7. The device in accordance with claim 2, characterized in that the gripper (22) is guided on a conveyor chain (17), and that the belt (17) is driven via the conveyor chain (17).

8. The device in accordance with claim 7, characterized in that a chain wheel (23) which is connected by means of a drive mechanism (27) with one of the guide rollers (16) meshes with the conveyor chain (17).

9. The device in accordance with claim 8, characterized in that the pitch circle diameter of the chain wheel (23), the transmission ratio of the drive mechanism (27), the thickness of the belt (18), as well as the exterior diameter of the guide roller (16) are dimensioned in such a way that the speed of the belt (18) corresponds to or is slightly less than the track speed of the gripper (22).

10. The device in accordance with claim 1 or 2, characterized in that the belt (18) supports carriers (24) which are in engagement with the track of the gripper (22).

11. The device in accordance with claim 2, characterized in that the belt (18) is driven by its own motor (26).

12. The device in accordance with claim 1 or 11, characterized in that the drive motor control device is arranged for regulating the motor (26) to a speed of the belt (18) which corresponds to the track speed of the gripper (22), or is slightly less.
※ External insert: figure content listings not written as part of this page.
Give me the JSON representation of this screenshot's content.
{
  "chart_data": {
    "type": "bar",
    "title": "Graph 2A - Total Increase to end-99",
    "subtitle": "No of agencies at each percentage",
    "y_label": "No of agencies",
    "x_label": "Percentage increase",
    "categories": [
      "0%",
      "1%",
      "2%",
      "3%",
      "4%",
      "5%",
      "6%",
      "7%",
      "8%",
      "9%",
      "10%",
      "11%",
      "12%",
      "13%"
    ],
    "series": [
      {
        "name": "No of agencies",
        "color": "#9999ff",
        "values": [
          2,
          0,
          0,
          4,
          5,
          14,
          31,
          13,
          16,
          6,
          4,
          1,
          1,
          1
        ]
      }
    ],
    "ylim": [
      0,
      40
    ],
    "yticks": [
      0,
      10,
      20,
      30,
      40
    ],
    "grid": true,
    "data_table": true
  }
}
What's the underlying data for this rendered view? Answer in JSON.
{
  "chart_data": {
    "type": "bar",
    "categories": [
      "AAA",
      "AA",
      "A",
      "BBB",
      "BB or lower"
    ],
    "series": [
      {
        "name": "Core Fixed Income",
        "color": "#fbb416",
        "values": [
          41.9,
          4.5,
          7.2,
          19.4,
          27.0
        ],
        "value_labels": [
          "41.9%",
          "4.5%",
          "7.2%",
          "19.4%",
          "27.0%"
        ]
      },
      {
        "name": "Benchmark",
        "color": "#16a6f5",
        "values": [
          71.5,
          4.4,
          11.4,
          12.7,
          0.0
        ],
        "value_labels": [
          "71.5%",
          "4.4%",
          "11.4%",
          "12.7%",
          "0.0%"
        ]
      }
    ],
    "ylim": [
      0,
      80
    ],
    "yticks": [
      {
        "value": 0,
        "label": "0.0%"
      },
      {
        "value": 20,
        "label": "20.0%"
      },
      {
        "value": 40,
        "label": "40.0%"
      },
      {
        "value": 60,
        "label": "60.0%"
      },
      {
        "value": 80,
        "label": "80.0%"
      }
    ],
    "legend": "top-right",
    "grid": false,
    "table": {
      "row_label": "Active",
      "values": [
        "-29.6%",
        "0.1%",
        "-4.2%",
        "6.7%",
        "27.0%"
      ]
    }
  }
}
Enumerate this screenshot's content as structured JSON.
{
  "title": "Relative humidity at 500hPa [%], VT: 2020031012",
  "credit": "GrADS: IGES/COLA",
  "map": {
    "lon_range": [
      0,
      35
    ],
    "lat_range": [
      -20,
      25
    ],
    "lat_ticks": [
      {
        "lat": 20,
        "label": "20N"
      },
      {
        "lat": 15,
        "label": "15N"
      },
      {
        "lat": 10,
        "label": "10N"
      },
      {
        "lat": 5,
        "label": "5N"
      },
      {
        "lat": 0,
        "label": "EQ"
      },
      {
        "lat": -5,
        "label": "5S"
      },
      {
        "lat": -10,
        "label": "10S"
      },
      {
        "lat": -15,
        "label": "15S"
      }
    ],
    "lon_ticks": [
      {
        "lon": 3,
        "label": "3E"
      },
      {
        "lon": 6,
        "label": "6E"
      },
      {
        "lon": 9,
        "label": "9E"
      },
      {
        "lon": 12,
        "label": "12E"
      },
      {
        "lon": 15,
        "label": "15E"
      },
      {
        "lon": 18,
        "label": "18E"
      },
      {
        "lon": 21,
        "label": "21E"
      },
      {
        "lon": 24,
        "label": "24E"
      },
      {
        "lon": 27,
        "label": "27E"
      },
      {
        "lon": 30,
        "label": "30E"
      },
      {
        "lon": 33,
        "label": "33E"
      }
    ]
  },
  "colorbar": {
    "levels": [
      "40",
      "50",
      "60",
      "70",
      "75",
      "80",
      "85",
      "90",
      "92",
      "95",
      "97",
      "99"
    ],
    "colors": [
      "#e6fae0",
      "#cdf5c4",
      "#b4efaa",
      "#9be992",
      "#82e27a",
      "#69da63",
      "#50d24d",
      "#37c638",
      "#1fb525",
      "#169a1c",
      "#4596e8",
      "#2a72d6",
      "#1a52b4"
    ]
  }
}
13. The device in accordance with claim 12, characterized in that the control device regulates the speed of the belt (18) in such a way that a threshold value of the pulling force exerted by the gripper (22) on the sheet (21) is not exceeded.

14. The device in accordance with one of the preceding claims, characterized in that the sheet conveying direction (13) of the sheet (21) is vertical.

15. The device in accordance with one of the preceding claims, characterized in that it is arranged between the printing group and sheet feeder (09) of a sheet-fed rotary printing press.